NFR Project: ‘Lost Horizon’
Dir: Frank Capra
Scr: Robert Riskin
Pho: Joseph Walker, Elmer Dyer
Ed: Gene Havlick, Gene Milford
Premiere: March 2, 1937
132 min.
One of America’s best fantasy films was a hellish shoot, but it produced a beautiful, idealistic adventure that served as a summary of director Frank Capra’s sentiments, and affirmed the possibility of mankind’s better instincts saving it from destruction.

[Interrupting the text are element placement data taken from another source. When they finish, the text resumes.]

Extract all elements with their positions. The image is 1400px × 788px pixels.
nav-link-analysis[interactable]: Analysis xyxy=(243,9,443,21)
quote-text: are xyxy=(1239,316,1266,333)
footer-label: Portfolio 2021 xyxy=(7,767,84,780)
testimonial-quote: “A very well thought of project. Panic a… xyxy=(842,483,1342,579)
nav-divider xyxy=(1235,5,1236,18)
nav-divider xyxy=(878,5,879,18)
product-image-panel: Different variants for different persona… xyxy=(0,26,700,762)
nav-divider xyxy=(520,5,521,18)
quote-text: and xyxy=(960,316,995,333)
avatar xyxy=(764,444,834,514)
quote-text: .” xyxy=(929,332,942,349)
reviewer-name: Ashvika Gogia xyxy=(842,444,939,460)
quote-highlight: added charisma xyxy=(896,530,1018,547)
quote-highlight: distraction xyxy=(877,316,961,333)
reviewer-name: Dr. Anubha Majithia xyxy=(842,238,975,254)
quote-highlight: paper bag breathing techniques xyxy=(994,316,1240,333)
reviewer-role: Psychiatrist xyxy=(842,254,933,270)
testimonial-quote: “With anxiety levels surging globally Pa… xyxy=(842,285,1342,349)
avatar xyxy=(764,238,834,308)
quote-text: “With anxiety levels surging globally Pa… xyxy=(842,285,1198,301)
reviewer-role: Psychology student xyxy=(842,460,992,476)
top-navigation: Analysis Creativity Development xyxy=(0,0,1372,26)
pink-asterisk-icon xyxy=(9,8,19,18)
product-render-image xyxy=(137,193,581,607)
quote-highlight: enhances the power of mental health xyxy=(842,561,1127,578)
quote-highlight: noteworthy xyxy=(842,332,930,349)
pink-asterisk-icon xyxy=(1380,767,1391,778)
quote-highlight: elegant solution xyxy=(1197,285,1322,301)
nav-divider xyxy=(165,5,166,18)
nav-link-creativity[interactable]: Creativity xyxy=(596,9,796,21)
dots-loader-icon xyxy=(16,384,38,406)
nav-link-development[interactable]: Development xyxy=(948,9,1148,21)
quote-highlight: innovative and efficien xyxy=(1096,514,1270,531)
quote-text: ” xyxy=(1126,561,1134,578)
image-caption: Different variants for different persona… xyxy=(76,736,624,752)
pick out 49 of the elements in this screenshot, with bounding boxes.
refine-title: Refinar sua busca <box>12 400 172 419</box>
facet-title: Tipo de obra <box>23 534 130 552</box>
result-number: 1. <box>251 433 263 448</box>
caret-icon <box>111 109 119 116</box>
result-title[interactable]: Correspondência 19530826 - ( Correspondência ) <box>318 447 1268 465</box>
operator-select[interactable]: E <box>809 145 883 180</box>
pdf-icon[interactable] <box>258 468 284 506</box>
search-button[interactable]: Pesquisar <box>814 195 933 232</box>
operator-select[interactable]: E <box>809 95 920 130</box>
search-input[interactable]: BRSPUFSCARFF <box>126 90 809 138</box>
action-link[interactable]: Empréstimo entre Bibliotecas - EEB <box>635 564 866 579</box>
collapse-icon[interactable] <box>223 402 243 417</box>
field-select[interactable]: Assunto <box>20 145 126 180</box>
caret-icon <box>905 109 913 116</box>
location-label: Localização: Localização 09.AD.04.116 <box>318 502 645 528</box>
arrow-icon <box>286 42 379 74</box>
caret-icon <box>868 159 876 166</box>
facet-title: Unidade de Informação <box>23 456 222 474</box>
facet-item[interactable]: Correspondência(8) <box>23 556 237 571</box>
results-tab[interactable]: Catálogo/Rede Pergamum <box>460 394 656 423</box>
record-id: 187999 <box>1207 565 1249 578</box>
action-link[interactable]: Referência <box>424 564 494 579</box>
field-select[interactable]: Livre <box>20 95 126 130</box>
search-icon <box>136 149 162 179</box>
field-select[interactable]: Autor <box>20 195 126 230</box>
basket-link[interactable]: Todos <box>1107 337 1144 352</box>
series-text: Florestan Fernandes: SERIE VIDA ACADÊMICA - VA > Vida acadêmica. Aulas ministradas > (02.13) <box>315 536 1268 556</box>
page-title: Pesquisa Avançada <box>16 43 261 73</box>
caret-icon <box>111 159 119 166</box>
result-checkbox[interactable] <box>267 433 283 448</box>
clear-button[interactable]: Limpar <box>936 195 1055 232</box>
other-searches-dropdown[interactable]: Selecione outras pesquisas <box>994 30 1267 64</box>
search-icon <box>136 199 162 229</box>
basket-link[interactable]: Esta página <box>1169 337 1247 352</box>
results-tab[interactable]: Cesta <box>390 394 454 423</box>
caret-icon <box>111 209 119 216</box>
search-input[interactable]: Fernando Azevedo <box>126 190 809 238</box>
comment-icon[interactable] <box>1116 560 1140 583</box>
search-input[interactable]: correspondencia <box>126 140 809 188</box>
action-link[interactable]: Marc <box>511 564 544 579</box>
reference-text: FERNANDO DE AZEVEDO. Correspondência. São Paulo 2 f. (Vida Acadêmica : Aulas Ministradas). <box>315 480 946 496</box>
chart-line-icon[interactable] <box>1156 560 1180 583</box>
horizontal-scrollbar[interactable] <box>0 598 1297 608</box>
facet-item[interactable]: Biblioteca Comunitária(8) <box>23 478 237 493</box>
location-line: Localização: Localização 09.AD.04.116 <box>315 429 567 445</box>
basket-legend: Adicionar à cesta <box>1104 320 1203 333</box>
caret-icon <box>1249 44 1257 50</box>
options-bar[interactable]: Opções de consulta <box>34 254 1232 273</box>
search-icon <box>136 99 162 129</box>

The film is an adaptation of James Hilton’s 1933 novel. Hilton was an incredibly popular writer of the time, and many of his works would be adapted to film, including Goodbye, Mr. Chips and Random Harvest. One might say he wrote with one eye toward the screen. The book is epic in scale, and contains much philosophical talk as well. If you can handle the fusion of the two, you will find the book and the film very rewarding experiences.
We are thrust into action immediately. The time is the present. The famous diplomat Robert Conway (Ronald Colman) is helping “white people” escape from a violent revolution in Asia. It is night; a city burns in the distance. We are at an airfield throbbing with people trying to get out. Conway sends plane after plane off. Finally, he and four others get on the last plane out of the riot.
However, they are not flown to safety but kidnapped by the mysterious pilot flying the plane. They fly far, covering plains, deserts, and mountains. Finally, they run out of gas and crash-land high in the Himalayas, subsumed by a blizzard. Natives appear out of the rocks and guide the travelers to Shangri-La.
Shangri-La is a valley protected by high mountains, green and fruitful. Its inhabitants are peaceful and content, happy to live in isolation from the outside world. They are ruled over by a sect of priests led by a High Lama. Initially, the visitors can only think of getting home; however, the pleasures and contentment Shangri-La provides soon make them happy to remain. Only Conway’s brother George (John Howard) insists on leaving, unhappy with this paradise on earth.
It turns out, of course, that Conway was brought there deliberately, to take over the ruling of Shangri-La from the High Lama (Sam Jaffe), an immensely old priest who stumbled into the valley centuries ago. He has a master plan – he sees the contemporary world destroying itself, and he seeks to preserve all of mankind’s knowledge and culture at the Shangri-La lamasery, to share with the world after its recovery from destruction.
Will Conway stay? Is Shangri-La all it’s cracked up to be? The screenplay by Robert Riskin is clear, precise, and nimble. Of note are the solid contribution of character actors Edward Everett Horton, Thomas Mitchell, and H.B. Warner. Capra shoots on a lavish budget (Shangri-La is Art Deco!) – and over his budget he went, going 34 days over schedule, shooting miles of film as well and coming up with an initial 6-hour cut. Capra saw this film as almost a crusade. The optimistic, humanistic philosophy behind all his celebrated comic fables reaches its apogee here.
The film was reduced to three hours, then to 132 minutes. In this form, it played – and failed to make its money back. It damaged the relationship between Capra and Columbia studio head Harry Cohn, and between Capra and Riskin.
The film stood shorn of much footage for decades, until a near-complete restoration brought the film back to its original length. Now best seen on a big, big screen, Capra’s lavish filmmaking is a visual treat. His philosophizing can be seen as naïve, but it is also earnest and moving.